Ho voluto aspettare qualche ora prima di gioire per la notizia delle dimissioni promesse (sottolineo: promesse) da Silvio Berlusconi.

Dimissioni condizionate.

Perché ha deciso lui come e quando uscire di scena.
Dettando, appunto, le condizioni.

Dimissioni sì dunque (quello che del resto gli veniva richiesto ormai non solo a livello nazionale, ma addirittura internazionale), ma non subito: solo dopo l'approvazione della legge di stabilità.

Altro bonus di tempo pertanto.

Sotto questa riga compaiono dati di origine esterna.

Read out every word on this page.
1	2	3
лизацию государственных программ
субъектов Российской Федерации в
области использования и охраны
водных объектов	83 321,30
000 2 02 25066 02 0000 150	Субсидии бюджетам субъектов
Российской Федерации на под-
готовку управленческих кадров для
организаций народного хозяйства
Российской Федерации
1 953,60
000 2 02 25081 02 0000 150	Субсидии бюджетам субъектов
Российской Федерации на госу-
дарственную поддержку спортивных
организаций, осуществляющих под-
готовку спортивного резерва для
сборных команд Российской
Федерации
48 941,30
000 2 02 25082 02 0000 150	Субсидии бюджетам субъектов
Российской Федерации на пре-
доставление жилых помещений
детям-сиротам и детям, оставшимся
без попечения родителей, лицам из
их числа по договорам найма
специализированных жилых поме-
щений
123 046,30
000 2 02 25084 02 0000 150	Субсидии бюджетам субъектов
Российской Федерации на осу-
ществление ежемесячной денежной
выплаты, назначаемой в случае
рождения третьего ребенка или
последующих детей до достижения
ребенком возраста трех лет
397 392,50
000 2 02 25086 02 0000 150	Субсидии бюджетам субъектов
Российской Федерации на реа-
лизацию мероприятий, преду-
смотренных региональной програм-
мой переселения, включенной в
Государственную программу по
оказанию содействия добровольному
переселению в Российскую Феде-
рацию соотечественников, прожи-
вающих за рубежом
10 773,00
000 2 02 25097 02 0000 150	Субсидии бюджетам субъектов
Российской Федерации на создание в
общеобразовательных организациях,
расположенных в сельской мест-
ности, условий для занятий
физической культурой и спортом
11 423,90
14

Come un anno fa, quando un mese aggiuntivo gli consentì di rabberciare la sua maggioranza-colabrodo e presentarsi alla fiducia, salvandosi in extremis, dopo aver tappato le falle della nave, che rischiava di  colare a picco, con mastici tipo Scilipoti, Razzi e compagnia cantante.

La sensazione dell'indomani è che in molti, emotivamente e/o razionalmente, si sia caduti nel trappolone mediatico organizzato dal Premier e dai suoi a partire da ieri sera.

Telefonata al Tg1, telefonata al Tg5, Bondi a Ballarò, Sechi: tutte le dichiarazioni convergevano verso il messaggio "Berlusconi si è dimesso" e - occhio al passaggio chiave - ne è garante Napolitano (che purtroppo, consentitemi la metafora, è scivolato sulla buccia di banana contribuendo alla diffusione della "buona nuova" con una nota del Quirinale subito strumentalizzata).

Obiettivo: dire a tutti - mercati in testa - quello che si volevano sentir dire da tempo, nella convinzione che questo sarebbe bastato a tacitare la bufera economica.

Metaobiettivo: organizzarsi fino alla votazione sulla legge di stabilità, cominciando nel frattempo il tam tam sul voto necessario ("elezioni subito", gridano infatti all'unisono il Giornale e Libero sulla prima pagina di oggi), e mettere in crisi le opposizioni, che ora hanno il dilemma se votare o non votare la fiducia sulle misure economiche, perché se le votano rischiano di essere accusate dal proprio elettorato di aver colluso con Berlusconi (e questioni come l'art. 18 costituiscono un innesco micidiale), mentre se non le votano rischiano di apparire come irresponsabili in uno dei momenti più drammatici della storia del nostro paese.

Un piano perfetto, no?

Non proprio.

Piuttosto la solita, pericolosissima furbata spacciata per amor patrio - parola di Silvio - e invece perfettamente in linea con le strategie dittatoriali del sire di Arcore.

Pericolosissima perché i mercati hanno già reagito come anche un bambino avrebbe potuto prevedere.

Facendo cioè esplodere la loro sfiducia e precipitando l'Italia ben al di là della soglia limite di emergenza (tra l'altro, la furbata ha fatto addirittura precipitare Mediaset dell'11%...).

All'ultimo insulto che un Premier ormai neppure più inadeguato, ma esclusivamente pernicioso, poteva infliggere a questo paese, si aggiungono i balletti di un'opposizione che al momento appare risolutamente impegnata nel capire qual è la mossa più vantaggiosa per sé.

Votare è evidentemente al momento la scelta più irresponsabile per questo paese: eppure dopo Berlusconi, si accodano alla richiesta non solo Vendola ma anche Di Pietro e così pure - attenzione - la corrente benpensante del PD.

Del tutto incuranti dell'incendio da domare, con la mente soltanto a "fare cassa" sull'onda dell'antiberlusconismo (col timore che fra qualche mese o fra un anno si possa perdere qualche manciata di voti).

Fingendo di dimenticare che abbiamo un disperato bisogno, oltre che di calmierare i mercati, almeno di una legge elettorale nuova, se non di qualche fondamentale riforma strutturale che azzeri tutto e provi a farci ripartire di slancio.

Seppure l'istinto è quello di lasciarsi andare ad ovvi entusiasmi per la fine ormai prossima del regime, uno sguardo attento ed obiettivo all'orizzonte futuro sgomenta e atterrisce

E dà corpo alla sensazione che la classe politica attuale non vada soltanto ripensata.

Ma praticamente riscritta.

Mentre i titoli di coda dell'italianissimo thriller chiamato "Prima Repubblica" tardano ancora a dissolversi sullo schermo consunto.

Update dell'10 novembre.

Il Presidente Napolitano, dopo il mercoledì di passione delle borse che affossano l'Italia, corre ai ripari e nomina Mario Monti senatore a vita, praticamente lanciandolo per la Presidenza del Consiglio del governo tecnico: un segnale forte e chiaro. Che puntuale arriva ai mercati oggi in ripresa. Bene così, Presidente. Avanti tutta.